The McCune Home is one of several mansions that stand on Capitol Hill, Salt Lake City. It was built, with no expense spared, between 1898 and 1901 by one of Utah’s first millionaires, railroad magnate Alfred William McCune. In 1920, after his children had grown up, the house was donated to the Church of Jesus Christ of Latter-day Saints.
McCune thought his house would make the perfect residence for the church president, Herber J. Grant, but instead Grant set up the McCune School of Music which occupied the mansion until 1957. It was later used as a satellite campus of the Mormon Brigham Young University, and the ballroom was used by the Virginia Tanner Dance School.
Alfred and Elizabeth McCune loved to entertain; she was well known for her parties and women’s rights work within the Church, and he for hosting important political and church figures, so it is fitting that the property is today used as a wedding and conference venue. It reputedly also hosts at least two spirits, who seem to be quite friendly but like to turn lights on and off, lock or unlock doors, and playfully move things around.

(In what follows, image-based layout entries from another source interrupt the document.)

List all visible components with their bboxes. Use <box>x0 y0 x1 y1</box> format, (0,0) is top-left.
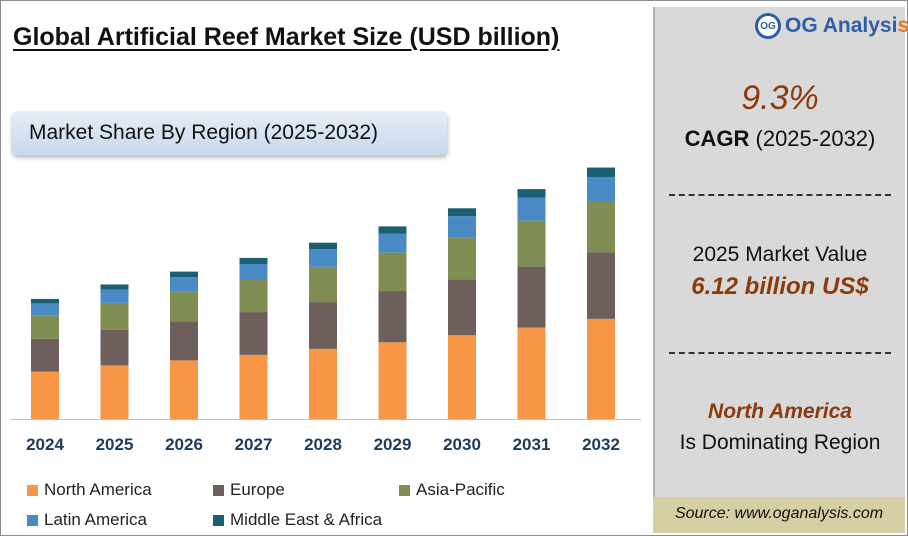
x-tick-label: 2027 <box>235 435 273 454</box>
bar-2031-europe <box>517 266 546 328</box>
legend-label: Middle East & Africa <box>230 510 383 529</box>
bar-2030-europe <box>448 279 476 336</box>
chart-subtitle: Market Share By Region (2025-2032) <box>29 121 379 144</box>
bar-2024-europe <box>31 338 59 372</box>
bar-2031-asia-pacific <box>517 220 546 267</box>
bar-2032-middle-east-africa <box>587 167 615 178</box>
bar-2031-north-america <box>517 327 546 419</box>
cagr-value: 9.3% <box>741 79 819 117</box>
bar-2031-latin-america <box>517 197 546 221</box>
bar-2028-asia-pacific <box>309 266 337 303</box>
logo-name: OG Analysi <box>785 14 898 37</box>
market-value: 6.12 billion US$ <box>691 273 869 300</box>
bar-2025-latin-america <box>100 289 129 303</box>
legend-swatch <box>27 514 38 526</box>
bar-2026-latin-america <box>170 277 198 292</box>
bar-2027-latin-america <box>239 263 268 281</box>
bar-2028-latin-america <box>309 249 337 267</box>
x-tick-label: 2030 <box>443 435 481 454</box>
bar-2024-middle-east-africa <box>31 298 59 304</box>
legend-item: Latin America <box>27 510 147 530</box>
bar-2031-middle-east-africa <box>517 189 546 198</box>
source-bar: Source: www.oganalysis.com <box>653 497 905 533</box>
bar-2028-north-america <box>309 348 337 419</box>
cagr-bold: CAGR <box>684 126 750 151</box>
x-tick-label: 2029 <box>374 435 412 454</box>
bar-2029-latin-america <box>378 233 407 253</box>
x-tick-label: 2024 <box>26 435 64 454</box>
x-tick-label: 2032 <box>582 435 620 454</box>
legend-item: Asia-Pacific <box>399 480 505 500</box>
bar-2029-middle-east-africa <box>378 226 407 234</box>
legend-label: North America <box>44 480 152 499</box>
bar-2025-middle-east-africa <box>100 284 129 290</box>
bar-2032-latin-america <box>587 177 615 202</box>
cagr-period: (2025-2032) <box>749 126 876 151</box>
divider <box>669 194 891 196</box>
legend-item: Europe <box>213 480 285 500</box>
legend-swatch <box>213 484 224 496</box>
bar-2025-north-america <box>100 365 129 419</box>
bar-2027-asia-pacific <box>239 280 268 313</box>
bar-2030-latin-america <box>448 216 476 238</box>
bar-2032-north-america <box>587 318 615 419</box>
logo-wordmark: OG Analysis <box>785 14 908 38</box>
bar-2026-north-america <box>170 360 198 419</box>
bar-2026-middle-east-africa <box>170 271 198 278</box>
divider <box>669 352 891 354</box>
legend-swatch <box>213 514 224 526</box>
legend-label: Europe <box>230 480 285 499</box>
bar-2025-europe <box>100 329 129 366</box>
market-value-label: 2025 Market Value <box>692 243 868 266</box>
bar-2028-middle-east-africa <box>309 242 337 250</box>
bar-2029-europe <box>378 291 407 343</box>
bar-2030-middle-east-africa <box>448 208 476 217</box>
bar-2026-europe <box>170 321 198 361</box>
bar-2024-latin-america <box>31 303 59 316</box>
bar-2025-asia-pacific <box>100 302 129 330</box>
bar-2029-asia-pacific <box>378 252 407 292</box>
legend-item: North America <box>27 480 152 500</box>
x-tick-label: 2031 <box>513 435 551 454</box>
bar-2027-middle-east-africa <box>239 257 268 264</box>
legend-item: Middle East & Africa <box>213 510 382 530</box>
source-text: Source: www.oganalysis.com <box>674 505 884 522</box>
og-analysis-logo: OG OG Analysis <box>755 13 908 39</box>
legend-label: Latin America <box>44 510 147 529</box>
bar-2026-asia-pacific <box>170 291 198 322</box>
legend-swatch <box>27 484 38 496</box>
bar-2027-north-america <box>239 354 268 419</box>
bar-2024-north-america <box>31 371 59 419</box>
x-tick-label: 2028 <box>304 435 342 454</box>
logo-accent: s <box>897 14 908 37</box>
dominating-region: North America <box>708 400 852 423</box>
cagr-label: CAGR (2025-2032) <box>655 126 905 152</box>
bar-2027-europe <box>239 312 268 355</box>
bar-2024-asia-pacific <box>31 315 59 339</box>
legend-label: Asia-Pacific <box>416 480 505 499</box>
og-logo-icon: OG <box>755 13 781 39</box>
legend-swatch <box>399 484 410 496</box>
dominating-region-label: Is Dominating Region <box>679 431 881 454</box>
bar-2028-europe <box>309 302 337 349</box>
bar-chart: 2024 2025 2026 2027 2028 2029 2030 2031 2032 <box>11 167 641 454</box>
bar-2032-asia-pacific <box>587 201 615 253</box>
bar-2030-asia-pacific <box>448 237 476 280</box>
x-tick-label: 2026 <box>165 435 203 454</box>
subtitle-banner: Market Share By Region (2025-2032) <box>11 111 447 155</box>
chart-title: Global Artificial Reef Market Size (USD … <box>13 23 560 51</box>
bar-2029-north-america <box>378 342 407 419</box>
summary-panel: OG OG Analysis 9.3% CAGR (2025-2032) 202… <box>653 7 908 529</box>
bar-2032-europe <box>587 252 615 319</box>
bar-2030-north-america <box>448 335 476 419</box>
x-tick-label: 2025 <box>96 435 134 454</box>
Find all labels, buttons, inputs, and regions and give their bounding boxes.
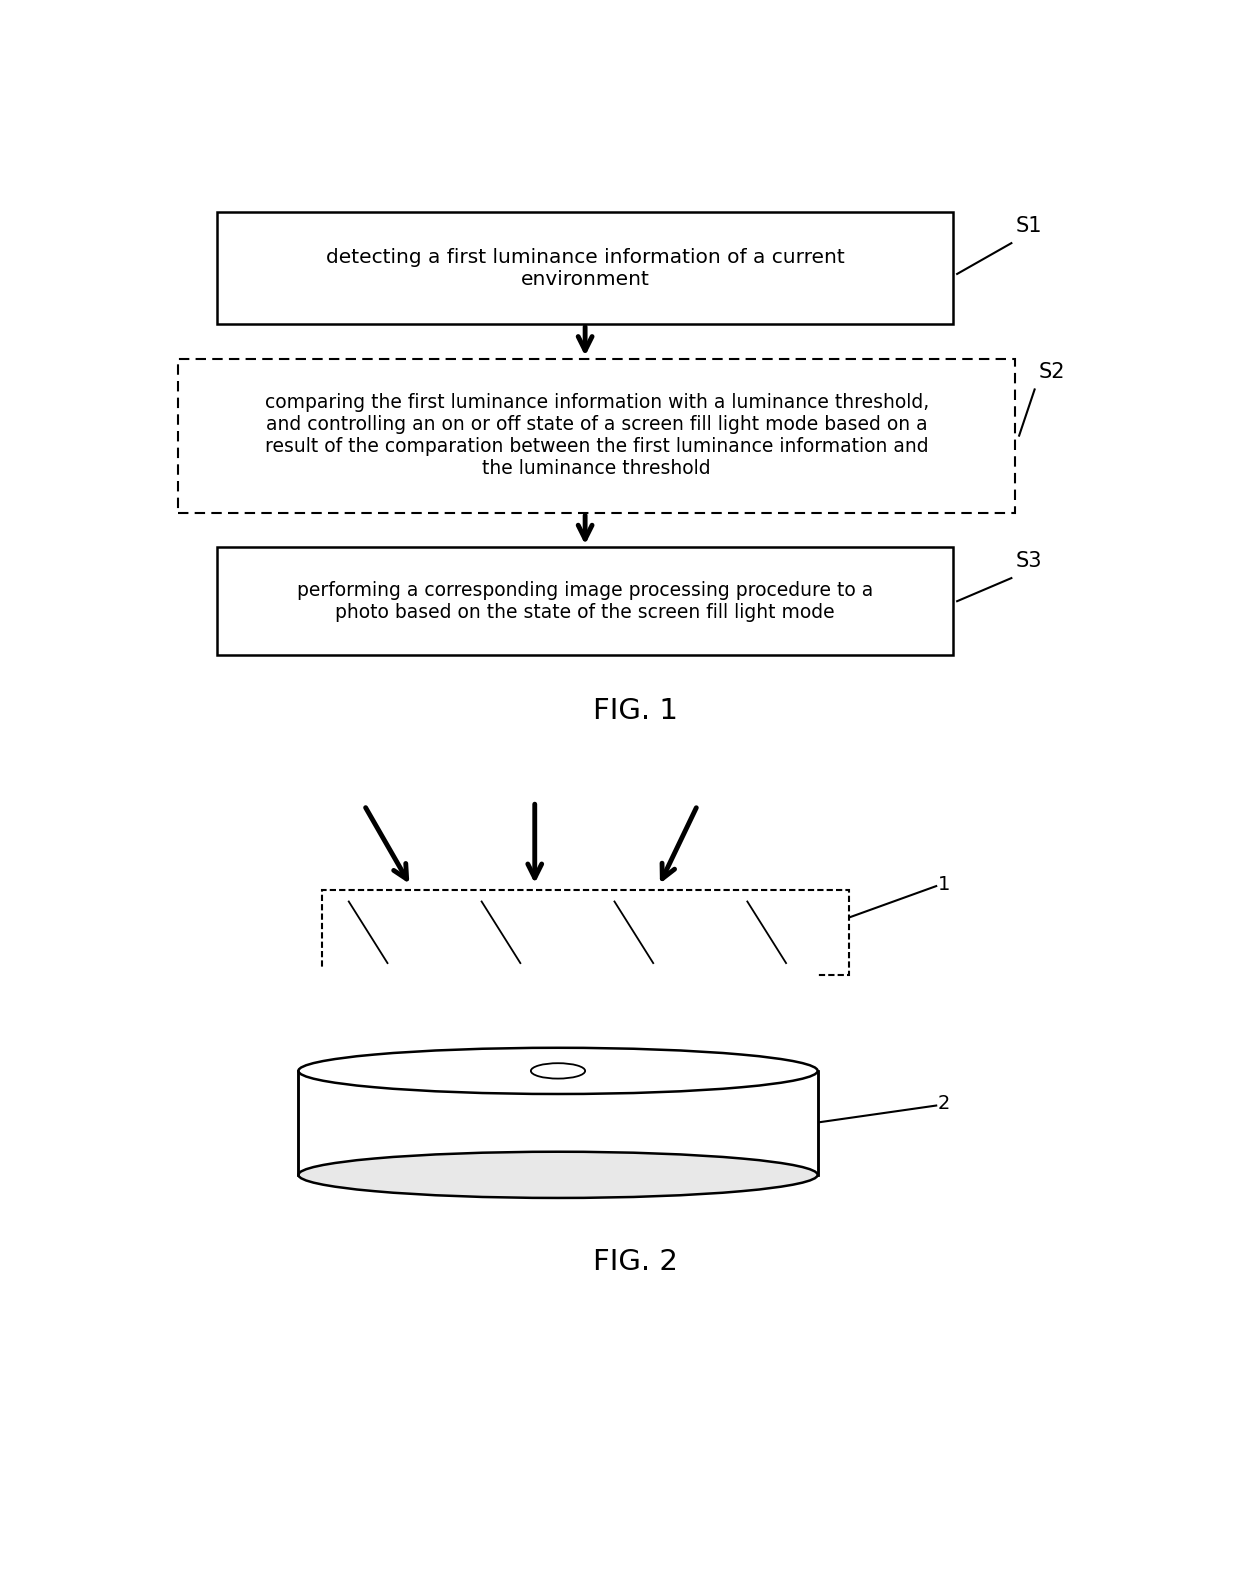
- Bar: [217, 547, 954, 654]
- Text: comparing the first luminance information with a luminance threshold,
and contro: comparing the first luminance informatio…: [264, 393, 929, 478]
- Ellipse shape: [299, 1151, 817, 1199]
- Bar: [179, 358, 1016, 513]
- Text: detecting a first luminance information of a current
environment: detecting a first luminance information …: [326, 248, 844, 289]
- Text: S3: S3: [1016, 550, 1042, 571]
- Bar: [321, 889, 848, 975]
- Bar: [300, 970, 816, 1072]
- Bar: [299, 1094, 817, 1199]
- Text: S1: S1: [1016, 216, 1042, 237]
- Text: performing a corresponding image processing procedure to a
photo based on the st: performing a corresponding image process…: [298, 580, 873, 621]
- Text: FIG. 2: FIG. 2: [593, 1247, 678, 1276]
- Ellipse shape: [531, 1063, 585, 1079]
- Text: S2: S2: [1039, 363, 1065, 383]
- Text: 2: 2: [937, 1094, 950, 1113]
- Bar: [217, 213, 954, 323]
- Text: 1: 1: [937, 875, 950, 894]
- Ellipse shape: [299, 1047, 817, 1094]
- Text: FIG. 1: FIG. 1: [593, 697, 678, 725]
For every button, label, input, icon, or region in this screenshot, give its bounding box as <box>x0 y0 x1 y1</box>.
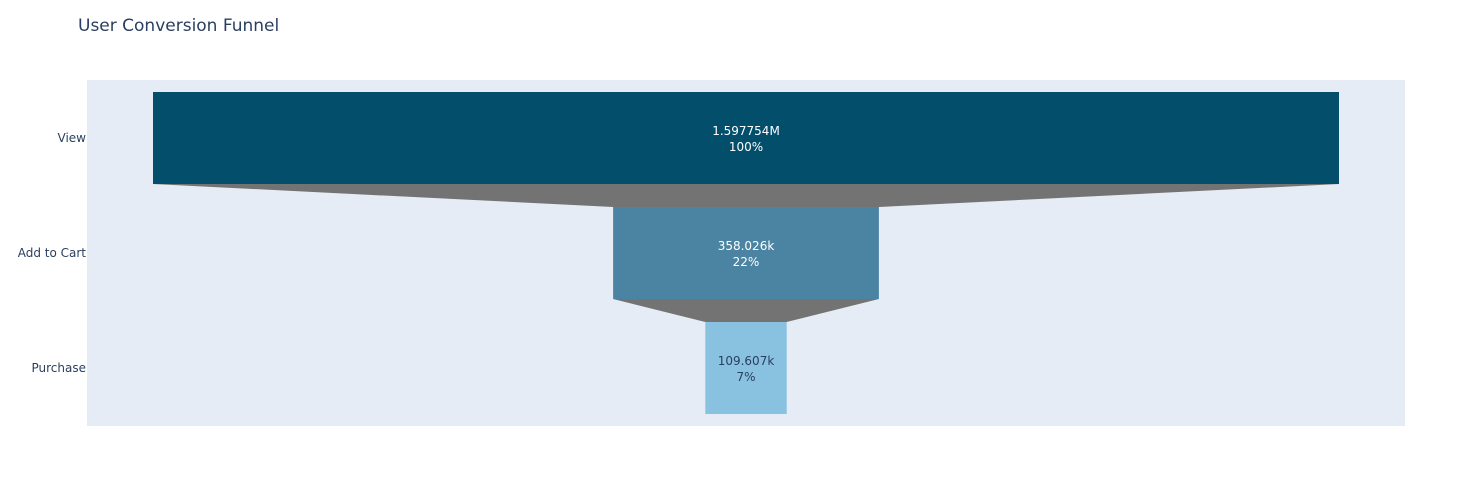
percent-label-0: 100% <box>729 140 763 154</box>
funnel-bar-1[interactable] <box>613 207 879 299</box>
y-tick-label-1: Add to Cart <box>18 246 87 260</box>
percent-label-1: 22% <box>733 255 760 269</box>
y-axis-ticks: View Add to Cart Purchase <box>18 131 87 375</box>
funnel-connector-1 <box>613 299 879 322</box>
funnel-data-labels: 1.597754M 100% 358.026k 22% 109.607k 7% <box>712 124 780 384</box>
funnel-connectors <box>153 184 1339 322</box>
y-tick-label-0: View <box>58 131 87 145</box>
funnel-connector-0 <box>153 184 1339 207</box>
percent-label-2: 7% <box>736 370 755 384</box>
chart-title: User Conversion Funnel <box>78 16 279 36</box>
value-label-2: 109.607k <box>718 354 775 368</box>
funnel-bars <box>153 92 1339 414</box>
value-label-1: 358.026k <box>718 239 775 253</box>
value-label-0: 1.597754M <box>712 124 780 138</box>
y-tick-label-2: Purchase <box>32 361 87 375</box>
funnel-bar-2[interactable] <box>705 322 787 414</box>
funnel-bar-0[interactable] <box>153 92 1339 184</box>
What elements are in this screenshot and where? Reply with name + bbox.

Alfred W. McCune was born on June 11, 1849 at Fort William in Calcutta, India, where his father was stationed with the British Army. Captain Matthew McCune and his wife, Sarah, who were members of the Plymouth Brethren Christian Church, converted to the Church of Jesus Christ of Latter-day Saints while he was stationed in India.
Matthew McCune was posted to Burma in 1854, where he spent his spare time working as a Mormon missionary. He quit the British Army two years later in order to join Brigham Young’s Mormon pioneers in the New World, and the family embarked on a three month voyage to New York, arriving on March 3, 1857. Alfred McCune is recorded in Orson Ferguson Whitney’s History of Utah as recalling that “I had never seen snow before: I took it for salt, while my brother Ed thought it was sugar.”
They stayed three months in New York before taking the next perilous leg of their journey, by wagon across the Rockies. With support from families within the Mormon community, they finally settled in Nephi, Utah.
In his youth McCune found employment herding sheep and raising stock, and at age 19 he worked as a laborer for the Union Pacific Railroad. After a brief foray into cattle herding with his brother, McCune turned his attention back to the railroad industry, but this time with bigger ideas. At 21-years-old, he started building his fortune supplying the railroad workers with provisions, later part-owning a general store in Milford, as well as a 6,000 acre horse and cattle ranch. By now McCune had become well connected with other well-known millionaires of the era, such as J. P. Morgan and William Randolph Hearst.
He joined with two business partners in 1878 to build the Utah Southern Railroad Extension from Milford to Frisco, and followed this up over his future years with investing in various railroad, mining, lumber supply, and other business ventures. McCune helped to build sections of the Rio Grande Railroad; the Denver and South Park, and the Denver and New Orleans lines; as well as a particularly tough section of the Oregon Short Line.
He married his childhood sweetheart, Elizabeth, in 1872. While out on a road-trip one day, the couple spotted a house on Riverside Drive, New York City, which would be the inspiration for their own future home.
But they wanted to make their house something that the world had never witnessed before. Elizabeth chose prominent architect S. C. Dallas to oversee the work, and the McCune’s sent him around Europe and America for two whole years to study different styles and building techniques. The final design used a fusion of Gothic Revival and East Asian architecture.
To realize the grand vision, materials were shipped in from different parts of the world. For instance, mahogany was brought from the Caribbean and South Africa, while oak was ordered from England. The red roofing tiles came from the Netherlands, and a mammoth wall mirror was ordered from Germany. The mirror was so big that a special railroad car had to be made, which wasn’t a problem for McCune, given his connections and powerful friends.
Parts of the interior walls were luxuriously decorated with leather transported all the way from Russia, and from Nubia came the marble used for the fireplaces. For the exterior, they used a high-quality local sandstone.
It cost in total a staggering $1 million — roughly $28 million inflation adjusted for 2018; that is as much as Taylor Swift’s mansion located on Beverly Hills, or as much as Celine Dion’s home in Florida.
The McCune’s themselves added marble statues to the interior decor, which they had bought while holidaying in Italy. They also devised a clever musical trick for their guests: underneath the stairs was hidden a tiny room into which musicians could enter in secret. The sound would carry throughout the building and the guests could not guess where it came from. It would seem that the spirit of the music itself has stayed with the house as one the reported hauntings is the sound of music coming from nowhere!
The Church sold the McCune Home in 1972 to a community group, who failed to turn it into a cultural center as planned, however the ballroom was busy with Elizabeth Tanner’s dance classes for several years. There was a period of quiet for the house after the dance school left — until it was shaken by a tornado on August 11, 1999.
The damage caused to the McCune Home shook businessman Philip McCarthey into action to save the place from deteriorating further. He swiftly purchased and set about renovating the whole place, and thus preserved it for future generations. Today this 21-room mansion is listed on the National Register of Historic Places.